One mistake is not ensuring the thorax is pressed properly on the floor and this greatly reduces the effectiveness of the asana.

Another mistake is not keeping the thighs perpendicular to the floor during this asana, however the beneficialial effects of this asana are not dramatically decreased if this perpendicular axis is a little bent.

You must also avoid stretching your arms too much in front of you, because the pressure on the upper thorax will be considerably reduced.

Nikunjasana stretches the entire muscle system of the upper part of the spine. It also relaxes the neck muscles. However, its main benefit is on the upper part of the spine, resolving problems caused by incorrect sitting habits and incorrect posture.

Many people, especially those who have the tendency to stay “hunchbacked” will find Nikunjasana quite difficult, but they need to persevere in this asana, as it truly represents the best means to eliminate this problem.

Sedentary persons and especially those sitting long hours at a desk will benefit greatly because of this asana at the end of a working day.

In fact, we recommend that you practice this asana even during the day, after several hours of work, to prevent the unwanted and painful contractions of the musculature of the spine.

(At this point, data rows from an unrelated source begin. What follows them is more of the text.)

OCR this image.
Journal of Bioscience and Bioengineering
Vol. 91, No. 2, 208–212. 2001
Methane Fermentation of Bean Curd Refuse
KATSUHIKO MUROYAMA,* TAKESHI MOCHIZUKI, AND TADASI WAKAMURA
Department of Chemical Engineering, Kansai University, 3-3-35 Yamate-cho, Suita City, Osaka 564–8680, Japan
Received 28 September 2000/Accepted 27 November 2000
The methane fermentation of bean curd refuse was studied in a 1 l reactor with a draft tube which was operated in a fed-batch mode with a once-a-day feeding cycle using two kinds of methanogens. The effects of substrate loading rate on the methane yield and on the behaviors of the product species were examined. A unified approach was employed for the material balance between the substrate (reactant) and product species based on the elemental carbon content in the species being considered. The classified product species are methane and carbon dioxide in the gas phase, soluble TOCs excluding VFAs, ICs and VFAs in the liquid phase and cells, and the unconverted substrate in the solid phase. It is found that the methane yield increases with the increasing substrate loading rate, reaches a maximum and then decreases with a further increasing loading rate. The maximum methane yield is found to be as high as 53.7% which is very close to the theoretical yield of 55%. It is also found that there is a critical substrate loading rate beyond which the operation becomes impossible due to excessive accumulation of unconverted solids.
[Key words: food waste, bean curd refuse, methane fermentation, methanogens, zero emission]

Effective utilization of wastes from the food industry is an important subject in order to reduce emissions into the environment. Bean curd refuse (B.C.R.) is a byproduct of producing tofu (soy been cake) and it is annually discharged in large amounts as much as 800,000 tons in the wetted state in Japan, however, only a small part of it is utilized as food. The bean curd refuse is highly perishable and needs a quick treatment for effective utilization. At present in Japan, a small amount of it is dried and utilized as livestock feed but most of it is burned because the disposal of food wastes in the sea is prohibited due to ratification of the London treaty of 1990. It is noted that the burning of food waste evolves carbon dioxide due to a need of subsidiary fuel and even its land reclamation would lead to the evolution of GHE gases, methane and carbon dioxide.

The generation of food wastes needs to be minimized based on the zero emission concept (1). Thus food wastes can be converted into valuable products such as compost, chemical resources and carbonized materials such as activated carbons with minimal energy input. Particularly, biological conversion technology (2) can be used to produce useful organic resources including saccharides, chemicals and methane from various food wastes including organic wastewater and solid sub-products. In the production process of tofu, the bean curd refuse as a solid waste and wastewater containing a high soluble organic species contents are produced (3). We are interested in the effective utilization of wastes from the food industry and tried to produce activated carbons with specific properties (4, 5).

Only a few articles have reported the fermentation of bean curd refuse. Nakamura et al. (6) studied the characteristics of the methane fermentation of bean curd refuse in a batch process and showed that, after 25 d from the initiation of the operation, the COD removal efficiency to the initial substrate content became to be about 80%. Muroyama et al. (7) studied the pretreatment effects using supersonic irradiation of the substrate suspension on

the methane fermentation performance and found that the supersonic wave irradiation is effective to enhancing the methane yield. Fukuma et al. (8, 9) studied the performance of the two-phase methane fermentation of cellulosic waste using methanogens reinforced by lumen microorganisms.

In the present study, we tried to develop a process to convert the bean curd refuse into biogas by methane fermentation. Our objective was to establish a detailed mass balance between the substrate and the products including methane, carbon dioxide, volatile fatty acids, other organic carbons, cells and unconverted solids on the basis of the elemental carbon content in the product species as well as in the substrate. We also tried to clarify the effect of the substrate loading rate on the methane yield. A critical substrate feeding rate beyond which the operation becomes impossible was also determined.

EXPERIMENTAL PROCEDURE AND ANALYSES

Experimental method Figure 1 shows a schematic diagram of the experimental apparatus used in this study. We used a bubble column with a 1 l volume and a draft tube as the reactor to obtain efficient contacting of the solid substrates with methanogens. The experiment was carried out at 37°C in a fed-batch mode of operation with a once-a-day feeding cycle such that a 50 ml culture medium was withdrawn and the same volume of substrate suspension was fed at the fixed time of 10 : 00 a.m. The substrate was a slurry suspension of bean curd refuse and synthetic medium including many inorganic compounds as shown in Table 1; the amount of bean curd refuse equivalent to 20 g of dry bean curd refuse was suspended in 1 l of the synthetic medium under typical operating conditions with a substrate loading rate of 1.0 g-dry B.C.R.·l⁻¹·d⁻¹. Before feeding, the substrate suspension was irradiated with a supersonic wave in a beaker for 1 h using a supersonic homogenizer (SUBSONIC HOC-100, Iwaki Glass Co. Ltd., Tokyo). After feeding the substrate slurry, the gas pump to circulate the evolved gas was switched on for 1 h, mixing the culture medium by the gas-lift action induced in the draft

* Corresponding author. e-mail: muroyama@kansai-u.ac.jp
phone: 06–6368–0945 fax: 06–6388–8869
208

The thymus is one of the most mysterious endocrine glands. Until recently, it was thought that the thymus played no part in the organism of an adult.

It was also believed that this gland, highly important for the development of the feotus and which in the beginning is very developed, is gradually atrophied during puberty and it almost disappears in the adult body.

Nonetheless, recent research revealed that the thymus is a central organ of the lymphatic system, we realize its importance when we understand that the body’s immune system depends on the lymphatic system.

Nowadays it is considered that the thymus has an essential role in defending the body against microbial and viral attacks. The thymus is a great reservoir of lymphocytes and it transmits fighting instructions to the cells.
From this perspective, the importance of the stimulation and harmonization of the activity of this gland is very apparent. Modern science knows very little about this gland.

Nonetheless, the yogis know the secret connection between the thymus and the affective perceptions. People whose thymus is not atrophied remain candid, good, and creative.

The thymus is generally difficult to stimulate, due to its position behind the sternum. Nikunjasana can achieve this stimulation in an effective manner, because it stretches the thorax and compresses the area corresponding to the thymus, especially if we are careful to breathe deeply during the final pose of Nikunjasana.

Nikunjasana contributes to the creation and preservation of a very good immune system. Another pose that has this effect is Sarvangasana, the Candle Pose. The effects of these two asanas are wonderfully complementary.